As one of the most discussed books of the COVID-19 crisis, Albert Camus’s classic novel The Plague has become a new kind of literary touchstone. Surrounded by terror and uncertainty, often separated from loved ones or unable to travel, readers sought answers within the pages of Camus’s 1947 tale about an Algerian city gripped by an epidemic. Many found in it a story about their own lives—a book to shed light on a global health crisis.

In thirteen linked chapters told in alternating voices, Alice Kaplan and Laura Marris hold the past and present of The Plague in conversation, discovering how the novel has reached people in their current moment.  Kaplan’s chapters explore the book’s tangled and vivid history, while Marris’s are drawn to the ecology of landscape and language. Through these pages, they find that their sense of Camus evolves under the force of a new reality, alongside the pressures of illness, recovery, concern, and care in their own lives. Along the way, Kaplan and Marris examine how the novel’s original allegory might resonate with a new generation of readers who have experienced a global pandemic.  They describe how they learned to contemplate the skies of a plague spring, to examine the body politic and the politics of immunity.

Both personal and eloquently written, States of Plague uncovers for us the mysterious way a novel can imagine the world during a crisis and draw back the veil on other possible futures.

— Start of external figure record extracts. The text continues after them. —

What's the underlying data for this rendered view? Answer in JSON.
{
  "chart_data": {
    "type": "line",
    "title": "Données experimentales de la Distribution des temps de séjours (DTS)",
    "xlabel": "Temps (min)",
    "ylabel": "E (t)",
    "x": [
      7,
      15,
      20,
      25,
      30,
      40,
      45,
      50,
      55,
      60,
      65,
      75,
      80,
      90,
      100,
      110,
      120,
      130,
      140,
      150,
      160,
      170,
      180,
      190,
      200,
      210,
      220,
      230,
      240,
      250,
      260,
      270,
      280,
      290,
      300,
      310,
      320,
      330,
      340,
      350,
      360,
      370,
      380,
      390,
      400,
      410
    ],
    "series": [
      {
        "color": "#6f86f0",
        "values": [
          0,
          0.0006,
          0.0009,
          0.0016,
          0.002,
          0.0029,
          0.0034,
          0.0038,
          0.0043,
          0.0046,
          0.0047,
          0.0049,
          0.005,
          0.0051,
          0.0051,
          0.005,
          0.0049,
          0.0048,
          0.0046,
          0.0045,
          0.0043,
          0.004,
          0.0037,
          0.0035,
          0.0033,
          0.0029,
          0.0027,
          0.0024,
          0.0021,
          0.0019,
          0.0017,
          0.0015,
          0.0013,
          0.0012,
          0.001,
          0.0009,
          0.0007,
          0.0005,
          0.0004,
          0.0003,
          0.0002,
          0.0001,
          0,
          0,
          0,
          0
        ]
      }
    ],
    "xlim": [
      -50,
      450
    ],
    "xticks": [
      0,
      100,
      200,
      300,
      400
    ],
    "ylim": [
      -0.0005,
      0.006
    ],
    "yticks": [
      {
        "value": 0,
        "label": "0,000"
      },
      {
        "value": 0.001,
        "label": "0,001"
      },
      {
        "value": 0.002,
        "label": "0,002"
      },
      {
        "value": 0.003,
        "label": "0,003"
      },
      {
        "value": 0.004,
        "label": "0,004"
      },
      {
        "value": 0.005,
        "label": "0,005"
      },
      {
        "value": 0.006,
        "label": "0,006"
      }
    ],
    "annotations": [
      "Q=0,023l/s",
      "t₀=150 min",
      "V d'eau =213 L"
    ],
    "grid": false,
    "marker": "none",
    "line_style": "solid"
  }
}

Alice Kaplan is the Sterling Professor of French and Director of the Whitney Humanities Center at Yale. She is the author of several books, including French LessonsLooking for “The Stranger,” and Dreaming in French, also published by the University of Chicago PressShe has been a finalist for both the National Book Critics Circle Award and the National Book Award. She lives in Guilford, Connecticut. Laura Marris is a writer and translator. Her recent translations include Albert Camus’s The Plague, Louis Guilloux’s Blood Dark, and Geraldine Schwarz’s Those Who Forget. Her first solo-authored book, The Age of Loneliness, is forthcoming. She lives in Buffalo, New York.